Some festivalgoers noted that the strongest moment of the two days was not an AI film at all. It was an 80-piece human orchestra playing Ravel’s Boléro over a montage of human dancers at the opening ceremony. The reaction in the room was unmistakable. Human art, for now, is not done.
For broader context on how streaming platforms are folding AI into recommendation and production stacks, see our recent reporting on Netflix’s TikTok-style feed and AI push, and on the underlying model arms race in our coverage of the Claude Opus 4.7 leak.
Frequently Asked Questions
What Is the World AI Film Festival in Cannes?
WAIFF is an annual showcase founded in 2025 by former Apple Europe president Marco Landi. The second edition ran on April 21 and 22, 2026, at the Palais des Festivals in Cannes, with 5,500 submissions from over 80 countries, a jury chaired by Agnès Jaoui, and Gong Li as festival president.
Did the Official Cannes Festival Ban AI in 2026?
Yes. On April 9, 2026, the 79th Festival de Cannes ruled generative AI ineligible for its main competition. Scripts, principal performance synthesis, and full visual generation by AI cannot compete for the Palme d’Or. Standard VFX, sound restoration and image cleanup remain allowed.

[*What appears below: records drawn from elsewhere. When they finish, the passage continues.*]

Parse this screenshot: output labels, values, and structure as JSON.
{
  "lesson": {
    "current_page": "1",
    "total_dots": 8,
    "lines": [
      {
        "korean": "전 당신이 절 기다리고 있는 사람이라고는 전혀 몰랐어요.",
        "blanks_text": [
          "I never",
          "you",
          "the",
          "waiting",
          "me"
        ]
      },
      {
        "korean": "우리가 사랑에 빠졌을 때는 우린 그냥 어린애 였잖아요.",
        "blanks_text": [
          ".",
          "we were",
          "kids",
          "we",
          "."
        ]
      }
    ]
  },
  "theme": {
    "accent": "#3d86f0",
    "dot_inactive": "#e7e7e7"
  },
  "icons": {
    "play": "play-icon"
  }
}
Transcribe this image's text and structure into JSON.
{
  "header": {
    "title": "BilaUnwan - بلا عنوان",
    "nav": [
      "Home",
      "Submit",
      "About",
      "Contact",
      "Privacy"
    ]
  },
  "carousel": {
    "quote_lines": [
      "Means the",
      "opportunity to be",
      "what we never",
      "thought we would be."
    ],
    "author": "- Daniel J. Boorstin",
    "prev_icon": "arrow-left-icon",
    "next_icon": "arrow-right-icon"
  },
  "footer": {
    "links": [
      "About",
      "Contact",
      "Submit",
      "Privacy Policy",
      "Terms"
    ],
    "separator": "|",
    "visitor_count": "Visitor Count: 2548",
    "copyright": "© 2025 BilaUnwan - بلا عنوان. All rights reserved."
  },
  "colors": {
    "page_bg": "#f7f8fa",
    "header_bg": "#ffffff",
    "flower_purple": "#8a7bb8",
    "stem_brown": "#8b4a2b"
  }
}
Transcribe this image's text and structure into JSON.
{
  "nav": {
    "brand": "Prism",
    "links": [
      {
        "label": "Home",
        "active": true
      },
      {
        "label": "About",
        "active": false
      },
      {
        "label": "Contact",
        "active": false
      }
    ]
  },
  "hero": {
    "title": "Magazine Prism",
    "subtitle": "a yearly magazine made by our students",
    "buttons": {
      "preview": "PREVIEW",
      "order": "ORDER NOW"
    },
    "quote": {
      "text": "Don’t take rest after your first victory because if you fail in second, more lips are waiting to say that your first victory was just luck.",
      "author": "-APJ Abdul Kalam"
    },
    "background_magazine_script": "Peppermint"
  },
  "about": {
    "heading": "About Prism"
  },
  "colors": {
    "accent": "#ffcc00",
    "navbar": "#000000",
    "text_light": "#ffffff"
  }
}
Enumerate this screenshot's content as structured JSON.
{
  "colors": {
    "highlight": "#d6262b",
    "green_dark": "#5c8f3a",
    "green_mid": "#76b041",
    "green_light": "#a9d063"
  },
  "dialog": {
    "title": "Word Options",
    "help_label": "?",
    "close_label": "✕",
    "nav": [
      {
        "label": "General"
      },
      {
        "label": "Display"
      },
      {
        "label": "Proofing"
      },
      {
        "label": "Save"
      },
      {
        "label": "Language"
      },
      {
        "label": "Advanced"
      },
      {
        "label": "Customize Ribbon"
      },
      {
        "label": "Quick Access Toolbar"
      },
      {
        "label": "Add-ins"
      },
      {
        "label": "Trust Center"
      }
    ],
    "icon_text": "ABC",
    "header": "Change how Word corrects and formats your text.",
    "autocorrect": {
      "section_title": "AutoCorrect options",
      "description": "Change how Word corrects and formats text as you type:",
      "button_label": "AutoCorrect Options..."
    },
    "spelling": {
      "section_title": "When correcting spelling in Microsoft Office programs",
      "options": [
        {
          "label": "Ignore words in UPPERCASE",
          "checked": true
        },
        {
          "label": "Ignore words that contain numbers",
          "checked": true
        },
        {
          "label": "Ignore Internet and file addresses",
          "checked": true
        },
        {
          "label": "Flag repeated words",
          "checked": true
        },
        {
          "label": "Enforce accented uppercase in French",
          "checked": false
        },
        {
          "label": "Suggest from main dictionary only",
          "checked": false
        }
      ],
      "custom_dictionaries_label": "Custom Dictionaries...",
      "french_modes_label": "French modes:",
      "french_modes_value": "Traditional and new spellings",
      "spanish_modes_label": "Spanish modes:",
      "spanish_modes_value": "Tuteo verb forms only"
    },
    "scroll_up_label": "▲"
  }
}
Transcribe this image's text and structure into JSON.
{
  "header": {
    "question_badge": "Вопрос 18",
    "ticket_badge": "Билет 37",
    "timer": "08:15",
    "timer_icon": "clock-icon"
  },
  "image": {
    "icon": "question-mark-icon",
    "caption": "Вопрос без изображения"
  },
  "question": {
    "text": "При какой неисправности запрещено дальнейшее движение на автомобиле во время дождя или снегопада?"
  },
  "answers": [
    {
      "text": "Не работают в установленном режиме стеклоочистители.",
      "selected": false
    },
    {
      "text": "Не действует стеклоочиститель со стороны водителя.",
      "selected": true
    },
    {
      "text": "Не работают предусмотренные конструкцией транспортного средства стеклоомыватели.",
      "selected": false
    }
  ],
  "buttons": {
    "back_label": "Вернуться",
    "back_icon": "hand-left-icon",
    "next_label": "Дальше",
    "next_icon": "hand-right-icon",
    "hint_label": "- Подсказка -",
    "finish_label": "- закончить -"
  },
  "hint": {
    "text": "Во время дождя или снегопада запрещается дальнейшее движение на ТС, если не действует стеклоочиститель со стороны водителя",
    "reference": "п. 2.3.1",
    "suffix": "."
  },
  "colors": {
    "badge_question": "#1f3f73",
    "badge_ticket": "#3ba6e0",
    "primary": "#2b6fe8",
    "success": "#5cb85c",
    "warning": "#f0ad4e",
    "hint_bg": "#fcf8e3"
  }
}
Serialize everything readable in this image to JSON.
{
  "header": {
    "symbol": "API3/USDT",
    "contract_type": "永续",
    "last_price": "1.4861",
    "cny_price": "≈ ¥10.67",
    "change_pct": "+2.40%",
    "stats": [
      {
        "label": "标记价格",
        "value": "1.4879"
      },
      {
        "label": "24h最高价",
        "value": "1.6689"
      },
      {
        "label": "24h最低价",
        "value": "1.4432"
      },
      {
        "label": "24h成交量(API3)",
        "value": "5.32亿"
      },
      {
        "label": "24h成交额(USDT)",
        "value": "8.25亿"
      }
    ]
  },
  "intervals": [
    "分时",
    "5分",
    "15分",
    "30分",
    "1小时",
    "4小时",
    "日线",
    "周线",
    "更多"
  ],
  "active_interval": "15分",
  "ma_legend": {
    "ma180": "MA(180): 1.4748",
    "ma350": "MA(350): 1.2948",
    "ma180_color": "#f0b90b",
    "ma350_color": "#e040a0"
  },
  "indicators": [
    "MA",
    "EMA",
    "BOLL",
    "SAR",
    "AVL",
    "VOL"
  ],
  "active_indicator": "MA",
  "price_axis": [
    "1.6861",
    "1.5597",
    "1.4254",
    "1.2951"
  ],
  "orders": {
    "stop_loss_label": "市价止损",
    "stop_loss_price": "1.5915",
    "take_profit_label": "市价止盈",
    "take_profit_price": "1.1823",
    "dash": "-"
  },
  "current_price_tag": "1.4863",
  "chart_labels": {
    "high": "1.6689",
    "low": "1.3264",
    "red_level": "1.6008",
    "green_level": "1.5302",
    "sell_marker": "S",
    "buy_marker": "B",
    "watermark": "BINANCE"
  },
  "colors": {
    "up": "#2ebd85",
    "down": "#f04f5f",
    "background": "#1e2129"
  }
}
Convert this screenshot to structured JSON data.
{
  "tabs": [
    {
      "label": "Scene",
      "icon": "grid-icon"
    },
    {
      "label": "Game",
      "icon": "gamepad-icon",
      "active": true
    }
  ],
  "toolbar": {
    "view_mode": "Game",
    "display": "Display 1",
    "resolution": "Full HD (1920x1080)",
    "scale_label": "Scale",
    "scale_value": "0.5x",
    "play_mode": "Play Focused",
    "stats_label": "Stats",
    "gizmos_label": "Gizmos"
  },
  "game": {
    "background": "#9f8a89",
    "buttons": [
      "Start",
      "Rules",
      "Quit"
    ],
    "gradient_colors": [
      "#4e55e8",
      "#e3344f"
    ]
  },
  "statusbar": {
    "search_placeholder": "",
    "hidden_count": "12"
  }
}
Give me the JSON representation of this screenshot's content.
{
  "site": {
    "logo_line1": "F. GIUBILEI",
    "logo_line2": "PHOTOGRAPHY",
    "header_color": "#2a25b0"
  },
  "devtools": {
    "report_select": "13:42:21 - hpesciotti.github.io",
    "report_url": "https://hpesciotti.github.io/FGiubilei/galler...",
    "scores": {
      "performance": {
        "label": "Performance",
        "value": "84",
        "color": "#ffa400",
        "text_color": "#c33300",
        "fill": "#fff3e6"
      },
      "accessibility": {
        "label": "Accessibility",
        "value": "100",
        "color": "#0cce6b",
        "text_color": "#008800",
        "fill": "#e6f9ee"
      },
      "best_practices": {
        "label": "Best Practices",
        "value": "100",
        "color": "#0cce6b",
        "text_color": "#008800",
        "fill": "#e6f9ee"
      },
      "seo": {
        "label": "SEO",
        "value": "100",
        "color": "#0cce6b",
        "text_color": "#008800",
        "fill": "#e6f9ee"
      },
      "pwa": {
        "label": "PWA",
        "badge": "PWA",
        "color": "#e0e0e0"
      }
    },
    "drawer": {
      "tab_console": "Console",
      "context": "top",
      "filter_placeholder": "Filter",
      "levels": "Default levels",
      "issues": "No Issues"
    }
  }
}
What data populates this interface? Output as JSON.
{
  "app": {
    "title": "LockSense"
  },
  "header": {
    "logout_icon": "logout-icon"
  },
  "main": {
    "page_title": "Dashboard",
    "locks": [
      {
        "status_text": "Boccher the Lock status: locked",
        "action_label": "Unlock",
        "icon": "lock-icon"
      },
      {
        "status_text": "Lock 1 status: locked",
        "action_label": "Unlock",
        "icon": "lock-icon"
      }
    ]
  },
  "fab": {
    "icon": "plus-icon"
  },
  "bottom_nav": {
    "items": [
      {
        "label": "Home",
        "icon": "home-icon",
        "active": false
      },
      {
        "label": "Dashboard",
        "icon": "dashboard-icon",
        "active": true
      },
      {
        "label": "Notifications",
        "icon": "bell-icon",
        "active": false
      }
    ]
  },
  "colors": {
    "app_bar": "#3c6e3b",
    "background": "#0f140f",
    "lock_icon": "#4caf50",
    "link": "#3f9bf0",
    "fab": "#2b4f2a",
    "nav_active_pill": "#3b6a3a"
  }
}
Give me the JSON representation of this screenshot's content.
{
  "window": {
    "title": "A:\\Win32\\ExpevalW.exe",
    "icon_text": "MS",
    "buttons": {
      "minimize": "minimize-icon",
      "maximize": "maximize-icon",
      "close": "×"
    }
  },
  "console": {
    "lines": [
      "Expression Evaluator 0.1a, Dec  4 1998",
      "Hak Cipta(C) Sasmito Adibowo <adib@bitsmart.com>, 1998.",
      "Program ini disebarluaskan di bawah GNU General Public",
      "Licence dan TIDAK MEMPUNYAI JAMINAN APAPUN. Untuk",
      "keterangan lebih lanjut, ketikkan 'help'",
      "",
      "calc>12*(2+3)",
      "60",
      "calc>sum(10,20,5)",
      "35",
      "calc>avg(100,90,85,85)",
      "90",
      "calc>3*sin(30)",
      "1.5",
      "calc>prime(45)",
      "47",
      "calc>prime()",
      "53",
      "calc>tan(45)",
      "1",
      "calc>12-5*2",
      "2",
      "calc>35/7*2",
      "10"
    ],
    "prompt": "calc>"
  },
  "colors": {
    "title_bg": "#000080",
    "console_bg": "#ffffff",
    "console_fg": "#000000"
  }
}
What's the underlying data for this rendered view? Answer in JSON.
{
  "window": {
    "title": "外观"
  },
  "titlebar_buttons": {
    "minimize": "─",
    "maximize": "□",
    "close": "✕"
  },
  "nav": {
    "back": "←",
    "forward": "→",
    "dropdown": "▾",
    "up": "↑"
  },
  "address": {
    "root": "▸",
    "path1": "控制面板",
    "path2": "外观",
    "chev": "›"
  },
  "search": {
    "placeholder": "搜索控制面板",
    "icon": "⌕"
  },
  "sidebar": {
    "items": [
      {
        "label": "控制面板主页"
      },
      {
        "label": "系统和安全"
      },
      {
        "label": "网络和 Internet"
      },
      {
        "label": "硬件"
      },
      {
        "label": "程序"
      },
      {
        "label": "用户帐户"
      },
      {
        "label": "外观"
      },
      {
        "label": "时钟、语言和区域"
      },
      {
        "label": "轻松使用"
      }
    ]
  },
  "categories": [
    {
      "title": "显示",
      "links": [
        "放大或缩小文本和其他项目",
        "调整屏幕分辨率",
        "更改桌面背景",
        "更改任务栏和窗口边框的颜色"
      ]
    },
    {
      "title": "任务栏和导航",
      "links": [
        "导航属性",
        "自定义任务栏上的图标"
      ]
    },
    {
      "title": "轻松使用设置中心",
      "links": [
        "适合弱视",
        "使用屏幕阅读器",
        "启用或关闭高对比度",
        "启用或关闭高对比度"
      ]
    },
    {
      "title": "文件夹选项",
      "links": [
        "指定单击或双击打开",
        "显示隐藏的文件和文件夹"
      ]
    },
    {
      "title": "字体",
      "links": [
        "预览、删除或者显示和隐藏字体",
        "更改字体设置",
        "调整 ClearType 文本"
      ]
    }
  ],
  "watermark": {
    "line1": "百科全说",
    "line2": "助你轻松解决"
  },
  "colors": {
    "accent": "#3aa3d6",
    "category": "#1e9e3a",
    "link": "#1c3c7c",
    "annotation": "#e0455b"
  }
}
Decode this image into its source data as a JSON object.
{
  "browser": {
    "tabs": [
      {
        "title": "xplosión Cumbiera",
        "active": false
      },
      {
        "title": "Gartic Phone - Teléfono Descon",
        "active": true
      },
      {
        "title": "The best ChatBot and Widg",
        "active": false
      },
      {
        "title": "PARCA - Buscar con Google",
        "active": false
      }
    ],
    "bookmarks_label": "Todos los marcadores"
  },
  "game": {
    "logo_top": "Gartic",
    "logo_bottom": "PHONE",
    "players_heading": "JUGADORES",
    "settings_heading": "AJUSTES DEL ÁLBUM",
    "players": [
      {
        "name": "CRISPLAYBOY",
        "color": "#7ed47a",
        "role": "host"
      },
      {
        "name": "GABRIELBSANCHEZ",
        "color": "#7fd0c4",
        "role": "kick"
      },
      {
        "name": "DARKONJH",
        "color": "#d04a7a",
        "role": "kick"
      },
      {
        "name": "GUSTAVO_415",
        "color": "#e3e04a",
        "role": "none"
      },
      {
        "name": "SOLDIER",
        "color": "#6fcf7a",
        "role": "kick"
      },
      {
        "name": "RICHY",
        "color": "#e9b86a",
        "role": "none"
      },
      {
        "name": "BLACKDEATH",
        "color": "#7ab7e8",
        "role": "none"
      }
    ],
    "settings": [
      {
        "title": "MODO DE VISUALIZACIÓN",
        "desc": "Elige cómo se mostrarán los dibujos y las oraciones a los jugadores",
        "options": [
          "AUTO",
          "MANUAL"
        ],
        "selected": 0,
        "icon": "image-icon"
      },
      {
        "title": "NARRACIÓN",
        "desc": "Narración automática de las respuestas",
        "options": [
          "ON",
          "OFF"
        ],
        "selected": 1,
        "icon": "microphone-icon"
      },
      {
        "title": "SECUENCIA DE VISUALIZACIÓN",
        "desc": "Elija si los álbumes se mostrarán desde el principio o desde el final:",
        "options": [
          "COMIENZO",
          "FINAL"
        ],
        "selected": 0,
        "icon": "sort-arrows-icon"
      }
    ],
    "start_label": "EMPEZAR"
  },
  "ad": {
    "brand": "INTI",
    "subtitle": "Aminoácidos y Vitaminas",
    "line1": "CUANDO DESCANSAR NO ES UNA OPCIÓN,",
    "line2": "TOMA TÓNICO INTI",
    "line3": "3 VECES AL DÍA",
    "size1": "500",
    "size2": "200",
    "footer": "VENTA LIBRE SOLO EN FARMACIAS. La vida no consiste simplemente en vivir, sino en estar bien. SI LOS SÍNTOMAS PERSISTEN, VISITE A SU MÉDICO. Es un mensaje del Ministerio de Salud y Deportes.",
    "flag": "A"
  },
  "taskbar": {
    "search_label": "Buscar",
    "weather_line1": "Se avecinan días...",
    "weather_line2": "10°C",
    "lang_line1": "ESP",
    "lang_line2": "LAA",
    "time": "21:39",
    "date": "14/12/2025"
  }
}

Why Was a Wallace and Gromit Lookalike Disqualified?
WAIFF organizers said the shortlisted short showed “a strong resemblance to an existing work,” referring to Aardman Animations’ Wallace and Gromit characters. The film was withdrawn from screening and award contention. Director Mathieu Kassovitz publicly criticized the entry as a clear copy.
How Much Does an AI Film Cost Compared to a Conventional Film?
Filmmakers at WAIFF 2026 cited dramatic savings. A short AI dementia sequence cost €500 against an estimated €20,000 in conventional CGI. At feature scale, Kassovitz said projects that once needed $50 million to $60 million can now be made for around $25 million.
Is Val Kilmer’s AI Film Connected to WAIFF?
No. The trailer for As Deep as the Grave, in which Kilmer’s performance as Father Fintan was AI-generated after his death in April 2025, debuted at CinemaCon in Las Vegas on April 15, 2026. It screened in the same news cycle as WAIFF but is a separate Hollywood production.